Our Sunday Mass at 9:30am for the time being is “live streamed” on Facebook and YouTube, but will cease when Church re-opens on March 7th.
We have Zoom Coffee Morning each Sunday at 11:00AM. The sign in code will be sent out by email to all who wish to participate. This will end when our Churches go back to public worship on March 7th.
Lent comes around each year and presents us with its usual challenge to take stock of our lives, to see more clearly what is in our hearts, and to discover what might be calling us out of our comfort zones. It is a time for personal as well as group reflection, a time for entering into ‘the wilderness’ and grappling with the mysteries of life, as well as a time of preparation for Easter when we renew our baptismal vows and celebrate the greatest mysteries of our faith.

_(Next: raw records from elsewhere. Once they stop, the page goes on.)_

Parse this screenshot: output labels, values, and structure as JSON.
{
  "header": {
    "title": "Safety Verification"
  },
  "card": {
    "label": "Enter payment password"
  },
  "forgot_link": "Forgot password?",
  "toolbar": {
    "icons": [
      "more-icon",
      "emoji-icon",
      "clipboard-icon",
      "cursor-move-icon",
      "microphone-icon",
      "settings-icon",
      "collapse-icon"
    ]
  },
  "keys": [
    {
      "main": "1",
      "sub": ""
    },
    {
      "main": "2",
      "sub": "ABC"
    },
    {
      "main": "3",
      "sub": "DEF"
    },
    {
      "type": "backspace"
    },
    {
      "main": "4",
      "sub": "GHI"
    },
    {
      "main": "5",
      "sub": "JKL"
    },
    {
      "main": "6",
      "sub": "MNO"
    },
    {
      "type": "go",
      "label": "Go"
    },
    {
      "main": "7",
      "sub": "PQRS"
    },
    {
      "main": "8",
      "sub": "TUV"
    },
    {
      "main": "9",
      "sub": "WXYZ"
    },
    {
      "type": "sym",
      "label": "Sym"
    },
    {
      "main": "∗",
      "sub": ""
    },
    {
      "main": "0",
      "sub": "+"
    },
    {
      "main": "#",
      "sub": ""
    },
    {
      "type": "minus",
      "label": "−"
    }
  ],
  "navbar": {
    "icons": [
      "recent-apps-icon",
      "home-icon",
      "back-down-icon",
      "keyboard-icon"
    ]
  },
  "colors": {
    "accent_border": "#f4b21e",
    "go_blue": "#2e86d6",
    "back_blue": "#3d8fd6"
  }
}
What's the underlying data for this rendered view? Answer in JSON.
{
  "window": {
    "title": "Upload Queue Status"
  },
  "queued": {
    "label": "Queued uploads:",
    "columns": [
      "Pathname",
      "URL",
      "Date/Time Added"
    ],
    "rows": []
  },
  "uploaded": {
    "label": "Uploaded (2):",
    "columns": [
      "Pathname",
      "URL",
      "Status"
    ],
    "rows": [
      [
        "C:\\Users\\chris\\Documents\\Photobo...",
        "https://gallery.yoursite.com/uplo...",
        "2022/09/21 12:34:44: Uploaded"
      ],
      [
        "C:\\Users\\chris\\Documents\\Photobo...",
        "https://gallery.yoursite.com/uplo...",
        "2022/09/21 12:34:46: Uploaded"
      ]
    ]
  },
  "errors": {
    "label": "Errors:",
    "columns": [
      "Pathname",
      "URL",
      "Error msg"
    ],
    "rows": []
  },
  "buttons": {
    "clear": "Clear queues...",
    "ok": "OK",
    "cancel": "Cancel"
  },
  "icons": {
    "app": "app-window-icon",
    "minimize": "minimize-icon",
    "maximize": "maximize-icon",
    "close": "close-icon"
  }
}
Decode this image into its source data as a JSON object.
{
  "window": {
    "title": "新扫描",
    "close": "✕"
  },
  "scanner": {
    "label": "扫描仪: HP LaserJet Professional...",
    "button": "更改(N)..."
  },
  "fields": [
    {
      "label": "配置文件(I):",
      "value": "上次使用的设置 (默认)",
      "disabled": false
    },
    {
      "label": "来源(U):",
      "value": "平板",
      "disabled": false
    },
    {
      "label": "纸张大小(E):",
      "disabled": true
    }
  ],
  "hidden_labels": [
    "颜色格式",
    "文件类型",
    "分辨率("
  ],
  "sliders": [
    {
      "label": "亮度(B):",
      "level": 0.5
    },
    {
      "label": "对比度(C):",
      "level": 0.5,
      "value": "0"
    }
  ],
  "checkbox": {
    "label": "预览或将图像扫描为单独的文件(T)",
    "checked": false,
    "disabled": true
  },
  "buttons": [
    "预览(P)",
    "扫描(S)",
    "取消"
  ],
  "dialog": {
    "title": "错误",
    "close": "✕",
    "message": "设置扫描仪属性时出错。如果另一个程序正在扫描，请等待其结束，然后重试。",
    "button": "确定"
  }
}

The readings from Genesis and 1 Peter evoke the destructive yet life-giving waters of the great flood of old. They invite us to reflect on our baptism as a participation in God’s covenant with all of creation, with ‘every living creature of every kind’. The reading from 1 Peter reminds us of God’s will to ‘save’ and of God’s triumph over the forces that oppose God’s ways of being in the world.
The four verses that make up today’s gospel present a little drama that is played out in several ‘worlds’: the celestial, the human, the animal and the ‘wilderness’ worlds. Jesus is, as usual, the main character.
The Spirit, Satan, God and God’s angels, members of God’s heavenly court, represent the celestial world. The ‘wild beasts’ interact with the ‘angels’ in the wilderness. Numbers feature symbolically, as do settings and characters. God’s Spirit has featured in the previous scene: Jesus is the chosen one of God on whom God’s Spirit rests, the one sent to be a light to the peoples. Now the Spirit impels Jesus into the wilderness, the place of beginnings for Israel. Satan, a member of God’s heavenly court, tests (a better translation of the Greek than ‘tempts’) him.
As we begin our Lenten journey, we are looking forward to Holy Week to Easter. The good news is that the PCC have agreed to re-open for public worship on Sunday March 7th. We fully appreciate that some people will still feel uneasy about returning to Church, but others are more than keen. We want to impress on all our congregation that our Church will be cleaned before and after each service, and that the law still requires face coverings to be worn by all, and that social distancing is still vital when in Church. If we observe these rules, we believe we can return safely to our worship for this most powerful of seasons in the Church’s year.
We re-open for Sunday Mass from March 7th. We will also move to the later time of 10:00AM.
Zoom Lent course on Wednesday evenings at 7:00pm open to all and based on a Lent Course entitled “By His Wounds”. People can order course booklet in advance, but it would not be required as I would publish questions etc. The course will run for 5 weeks. This year we are being joined by our friends from St Andrew’s in Deal and St Peter’s in Folkestone.
By His Wounds: Lenten Study Guide. Lenten Study Guide by Tony Castle available on Amazon and Eden.